Iniciamos o indecifrável mês da Consciência Negra com uma mudança de grande relevância para a história do Brasil. A partir deste ano, o dia 20 de novembro foi oficialmente instituído como feriado nacional, por força da Lei 14.759/2023, que incluiu no calendário nacional o Dia da Consciência Negra e o Dia Nacional de Zumbi dos Palmares. Essa conquista, motivo de celebração para muitos, também gera desconforto para alguns setores da sociedade.
É compreensível que alguns, inclusive figuras de destaque como o cineasta e narrador estadunidense Morgan Freeman, contestem a necessidade de um dia específico para a consciência negra, defendendo, em contraponto, um “dia da consciência humana”. No entanto, tal argumento ignora as particularidades históricas e sociais do Brasil. Após 136 anos do término do regime escravocrata, que vigorou por 388 anos entre o século XVI e 1888, quando a Lei Áurea foi sancionada, a população negra ainda vive sob os impactos da escravidão, com condições de desigualdade que ecoam os grilhões do passado.
Portanto, não basta apenas reconhecer um dia para celebrar a consciência negra; são necessárias inúmeras outras iniciativas que promovam a reparação histórica e o enfrentamento ao racismo estrutural. O 20 de novembro, que antes era uma data comemorativa sem caráter oficial, transforma-se agora em um marco de resistência e reflexão. Todavia, é evidente que a transformação desse dia em feriado nacional provocará ainda mais incômodo entre aqueles que já questionavam sua existência quando era apenas uma efeméride.
É certo que os racistas velados – aqueles que disfarçam seu preconceito sob a capa de argumentos aparentemente racionais – veem no feriado um motivo para reafirmarem, ainda que de forma implícita, sua rejeição à luta por igualdade racial. Entretanto, para a população negra consciente, esse tipo de reação não é novidade e não deve ser o foco de nossa preocupação. Devemos, ao contrário, concentrar nossos esforços em fortalecer alianças com aqueles que estão genuinamente comprometidos em reduzir desigualdades e eliminar o racismo.

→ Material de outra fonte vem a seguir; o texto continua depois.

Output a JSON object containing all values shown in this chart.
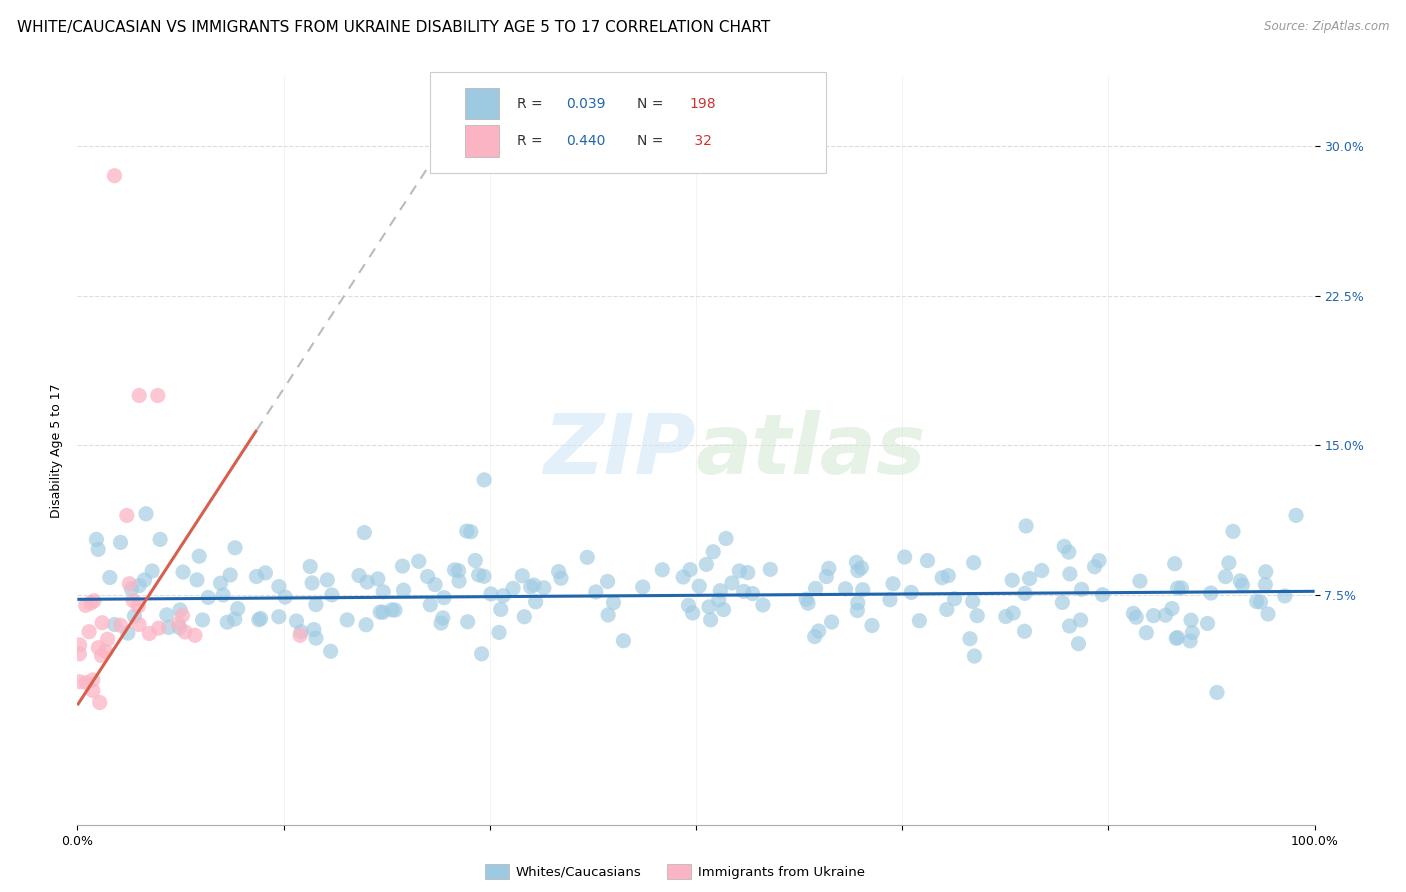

Pesquisas realizadas por universidades conceituadas indicam que a espécie humana, o Homo sapiens, teve origem na África há aproximadamente 200 mil anos. Essa hipótese científica, amplamente aceita, reforça a ideia de que o continente africano é o berço da humanidade, sendo habitado pelos primeiros humanos. Assim, todos os seres humanos, inclusive figuras históricas de ideologias opostas à diversidade, como Adolf Hitler, possuem algum grau de ascendência africana. Essa reflexão sublinha que o Dia da Consciência Negra transcende barreiras étnicas ou raciais, sendo uma data para ser celebrada por toda a humanidade.
Aos líderes empresariais e institucionais que reconhecem a importância da diversidade e inclusão, apresento três razões essenciais para a celebração do Dia da Consciência Negra em suas organizações:
- Reconhecimento da representatividade
Vivemos em um país cuja população é majoritariamente negra, representando 56% dos brasileiros. É justo e necessário que essa parcela significativa da sociedade tenha um dia que reflita sua história, conquistas e desafios. Em um país que celebra datas tão diversas – desde o Dia das Árvores até o Dia dos Manobristas – que mal há em dedicar um dia para lembrar e valorizar a trajetória de um povo que tanto contribuiu para a formação da identidade nacional? - Momento de reflexão coletiva
O feriado serve como uma pausa estratégica para conscientização tanto de negros quanto de não negros. É uma oportunidade para se discutir o impacto do racismo e as condições de vida da população negra no Brasil. Mesmo os que se sentem incomodados com a data são forçados a refletir sobre os motivos de sua insatisfação, o que pode trazer à tona preconceitos velados e iniciar processos de transformação. Dessa forma, o feriado promove unidade cultural e reforça valores compartilhados que contribuem para uma sociedade mais justa e inclusiva. - Potencial econômico e social
Dependendo do setor de atuação, o feriado pode representar um impacto positivo para empresas e comunidades, ao estimular o comércio, os serviços e o turismo. Mesmo que uma empresa não seja beneficiada diretamente, ela pode se integrar em cadeias produtivas e atividades econômicas estimuladas pela data, gerando benefícios indiretos e lucratividade para si e para outros setores.
Assim, devemos celebrar o Dia da Consciência Negra com entusiasmo e gratidão. Ele é um pequeno, mas significativo passo na construção de uma sociedade que combate a discriminação e promove a equidade racial. Reconhecemos que ainda estamos longe de alcançar uma verdadeira igualdade, mas cada conquista deve ser valorizada como um tijolo na construção de um futuro mais justo e inclusivo.
Viva o Dia da Consciência Negra! Um dia para todo ser humano se chamar de seu!